Living it has given me a whole new appreciation of the disease. How my diet has completely changed to align to keeping blood sugar down. Multiple blood draws daily to monitor glucose levels. Taking things slower and more deliberately to lessen blood pressure. Managing stress and hunger pangs.

While healing from a wound, sore toe joints and infection-bruised swelling, I'm also having to undertake new dietary habits, check vitals multiple times per day, and take more pills regularly than I have in my life.

All of this from an inch-sized splinter.

Infection

I think we each hold splinters that are infecting our ability to live long, strong and healthy. The splinters are kept sanitized by positive reinforcements from culture and advertising, but the infection of greed can be seen in our ads alone.

The cost of being a care-free consumer in modern society is our lives - from the unhealthy foods and lifestyles pushed our way from birth, to the constant rotation of promotions that are sure to secure your death.

Strapped to a hospital bed, I watched daytime TV for the first time in decades.
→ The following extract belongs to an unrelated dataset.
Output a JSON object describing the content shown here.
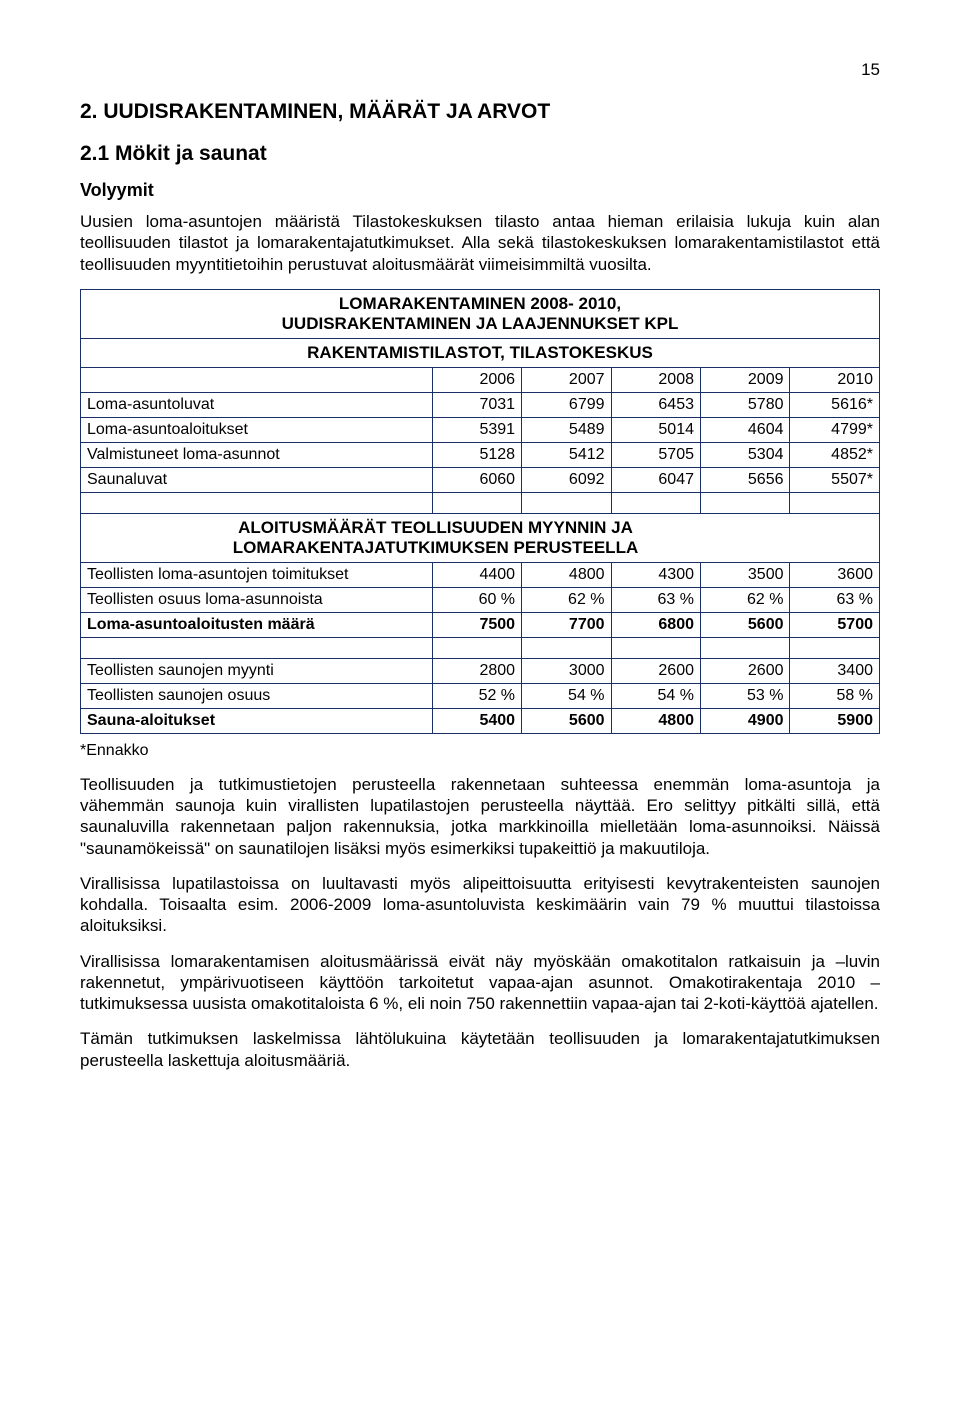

I was dismayed by the ad content directed at viewers during that window.

Ads promoting food terrible for humans, featuring people who most likely are diabetic and/or have an array of health issues that would keep them from eating what they're promoting.

Misleading, manipulative ads targeting seniors.

Ambulance-chaser and class action ads.

And countless advertisements for new drugs to fight Ulcerative Colitis, a condition I beat the last time I took my health into my own hands. It seems as though medicine is no closer to finding an answer for this debilitating condition. I made it out if its grasp; this time, though, I fear the meds have me.

As three different antibiotics worked to beat bugs back in my system, I found that propaganda is still a powerful form of infection that probably contributed to who I am now.

Wake-up Puncture

There is a hard road ahead for me. The visions of my Dad and Grandfather dying as a result of diabetes haunts me. Their gruesome ends are the stuff of my nightmares.

At a year-and-a-half away from 50, I have a greater sense of my fragility.

I never imagined that I would end up like my Dad, but I should've seen it coming. More proof that I'm not a seer, just a normal creative human with a keen aptitude for words, and good artistic vision and intuition, who is sometimes too smart for his own good, sometimes prone to stupid mistakes that result in suffering and surgery.

Pain is part of the plotline.

So is making better choices.

This splinter was not a catastrophe, not the end of my world. But it was a wake-up call to be more cautious and less careless, be more deliberate and less chaotic, be more here and less there.

There is wisdom in this splinter, and I will embody it.